I suppose I agree that the FVN scene didn't change 'that much', in the sense that many of the trends we observed and were able to pin down back then have remained present. Though a few games were able to reach their conclusion successfully, the reality is that "FVNs" are an accessible game development niche where almost anyone can release a first build promising incredible things, but extraordinarily few can develop into a long project and write it to its conclusion.
But things, in many regards, did change, and I've been meaning to do another survey sometime this year to assess it.
For starters, I think the many game jams over the years have caused a substantive shift in the scene by enabling and normalizing shorter projects, and with that came a greater experimentalism. The FVN scene that I observe today is less stilted, less restrained by rigid expectations and suppositions of what makes a good FVN.
If I had to summarise what was the reality of the scene back in 2020, it was that almost everyone to a greater or lesser extent had to grapple with the expectations set by Morenatsu and amplified by the first wave of FVNs in the 2010s. Developers had to at confront the notion of multiple routes and what their cast of dateable characters should look like.
Since then, however, the FVN scene has simultaneously settled on new landmark projects that influenced others (Adastra and its linear structure and focused narrative are the big one, no doubt) while also growing comfortable with taking influences from works well outside the niche. The FVN scene, also, both became obsessive with and eventually let go of its apparent "big bad wolf", the notion of "my wolf" (mind you, I mean this in regards to how developers, for a while, latched onto the idea that adding wolves to everything was the only way to financial feasibility and a lack of wolves spelled some degree or another of doom).

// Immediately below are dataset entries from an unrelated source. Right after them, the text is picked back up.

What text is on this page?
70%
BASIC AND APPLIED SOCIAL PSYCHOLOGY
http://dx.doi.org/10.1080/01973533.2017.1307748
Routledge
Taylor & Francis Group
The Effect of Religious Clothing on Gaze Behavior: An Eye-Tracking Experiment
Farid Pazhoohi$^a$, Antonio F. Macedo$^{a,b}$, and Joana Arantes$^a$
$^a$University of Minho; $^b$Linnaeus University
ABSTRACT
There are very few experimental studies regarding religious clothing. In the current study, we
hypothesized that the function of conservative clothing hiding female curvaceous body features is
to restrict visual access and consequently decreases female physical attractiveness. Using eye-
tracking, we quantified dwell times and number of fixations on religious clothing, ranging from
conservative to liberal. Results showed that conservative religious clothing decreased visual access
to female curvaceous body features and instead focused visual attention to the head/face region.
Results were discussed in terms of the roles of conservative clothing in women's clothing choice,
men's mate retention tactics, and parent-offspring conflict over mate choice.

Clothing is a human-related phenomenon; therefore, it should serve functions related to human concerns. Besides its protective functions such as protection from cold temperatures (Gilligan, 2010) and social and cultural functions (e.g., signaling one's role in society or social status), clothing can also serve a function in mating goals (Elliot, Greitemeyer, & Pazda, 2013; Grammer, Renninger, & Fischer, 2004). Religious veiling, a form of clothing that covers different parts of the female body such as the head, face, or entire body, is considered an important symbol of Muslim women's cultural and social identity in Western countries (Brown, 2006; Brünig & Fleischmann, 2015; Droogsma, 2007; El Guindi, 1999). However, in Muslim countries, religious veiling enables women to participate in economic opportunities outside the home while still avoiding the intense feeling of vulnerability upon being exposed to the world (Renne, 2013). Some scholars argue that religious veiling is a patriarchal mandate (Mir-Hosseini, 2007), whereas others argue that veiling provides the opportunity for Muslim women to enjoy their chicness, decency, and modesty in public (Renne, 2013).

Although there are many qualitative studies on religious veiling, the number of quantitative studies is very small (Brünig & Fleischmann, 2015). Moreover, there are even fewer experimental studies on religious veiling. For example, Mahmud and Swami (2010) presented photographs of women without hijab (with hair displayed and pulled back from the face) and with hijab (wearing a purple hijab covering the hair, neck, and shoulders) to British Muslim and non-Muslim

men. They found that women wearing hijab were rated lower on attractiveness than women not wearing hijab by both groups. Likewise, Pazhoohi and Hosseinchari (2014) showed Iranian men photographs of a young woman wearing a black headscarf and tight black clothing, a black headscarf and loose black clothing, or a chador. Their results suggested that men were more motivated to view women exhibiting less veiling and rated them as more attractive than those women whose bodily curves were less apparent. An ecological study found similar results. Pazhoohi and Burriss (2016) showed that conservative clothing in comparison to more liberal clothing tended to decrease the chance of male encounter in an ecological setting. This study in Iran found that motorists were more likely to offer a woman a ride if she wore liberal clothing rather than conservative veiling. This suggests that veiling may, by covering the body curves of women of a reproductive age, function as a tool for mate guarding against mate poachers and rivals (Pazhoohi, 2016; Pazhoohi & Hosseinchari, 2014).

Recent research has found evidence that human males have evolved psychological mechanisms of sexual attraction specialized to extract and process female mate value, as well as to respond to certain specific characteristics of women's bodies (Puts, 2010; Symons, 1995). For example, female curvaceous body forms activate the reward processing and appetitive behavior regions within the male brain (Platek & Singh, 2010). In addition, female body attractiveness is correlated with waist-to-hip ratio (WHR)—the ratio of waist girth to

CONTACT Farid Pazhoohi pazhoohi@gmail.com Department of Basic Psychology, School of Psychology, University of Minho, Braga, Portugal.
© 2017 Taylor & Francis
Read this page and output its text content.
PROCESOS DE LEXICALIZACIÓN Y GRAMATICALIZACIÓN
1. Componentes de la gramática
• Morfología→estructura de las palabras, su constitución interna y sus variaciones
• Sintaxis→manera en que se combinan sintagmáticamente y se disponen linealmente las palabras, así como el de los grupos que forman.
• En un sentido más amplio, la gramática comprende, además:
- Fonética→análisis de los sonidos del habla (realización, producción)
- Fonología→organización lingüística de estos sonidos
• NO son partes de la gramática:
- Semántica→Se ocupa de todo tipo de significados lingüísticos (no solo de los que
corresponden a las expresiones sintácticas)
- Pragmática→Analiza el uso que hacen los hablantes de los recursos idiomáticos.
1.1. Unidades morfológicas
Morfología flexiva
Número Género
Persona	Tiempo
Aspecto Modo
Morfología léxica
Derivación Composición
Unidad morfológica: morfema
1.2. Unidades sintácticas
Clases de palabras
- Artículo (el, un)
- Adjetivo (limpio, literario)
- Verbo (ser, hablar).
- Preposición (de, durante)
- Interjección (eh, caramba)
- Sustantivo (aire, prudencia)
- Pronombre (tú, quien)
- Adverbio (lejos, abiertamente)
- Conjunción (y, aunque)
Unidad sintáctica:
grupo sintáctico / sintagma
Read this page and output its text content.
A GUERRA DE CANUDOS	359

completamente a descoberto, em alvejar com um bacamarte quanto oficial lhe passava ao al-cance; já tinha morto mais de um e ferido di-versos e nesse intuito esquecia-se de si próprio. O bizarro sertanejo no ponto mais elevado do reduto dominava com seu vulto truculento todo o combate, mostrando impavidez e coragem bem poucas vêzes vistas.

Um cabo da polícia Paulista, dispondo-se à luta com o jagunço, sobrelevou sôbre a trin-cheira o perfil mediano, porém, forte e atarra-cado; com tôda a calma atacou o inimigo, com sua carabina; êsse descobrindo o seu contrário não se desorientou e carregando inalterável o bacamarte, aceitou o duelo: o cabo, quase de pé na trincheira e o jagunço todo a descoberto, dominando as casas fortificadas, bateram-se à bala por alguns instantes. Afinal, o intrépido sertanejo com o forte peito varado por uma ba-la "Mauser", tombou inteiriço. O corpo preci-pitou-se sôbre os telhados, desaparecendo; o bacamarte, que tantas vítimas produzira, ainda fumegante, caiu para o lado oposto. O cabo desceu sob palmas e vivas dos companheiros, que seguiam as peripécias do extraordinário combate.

Other things changed, as well. This is merely guesswork but I think that, while the game jams enriched the community and made readers more receptive to experimental projects, they also did make discoverability into a bigger problem because now Itch's Gay/Furry/Visual Novel tags are more crowded. I also think the matter of representation has evolved significantly too, because nowadays we have more developers who are not gay cis men, and more readers who are not gay cis men. I know for a fact that the Minotaur Hotel readership is much more diverse than what I originally imagined when we started things back in 2019!
I could keep going, but I only have so much time tonight. Suffice it to say, some things just keep changing, and some just stay the same. Such is life.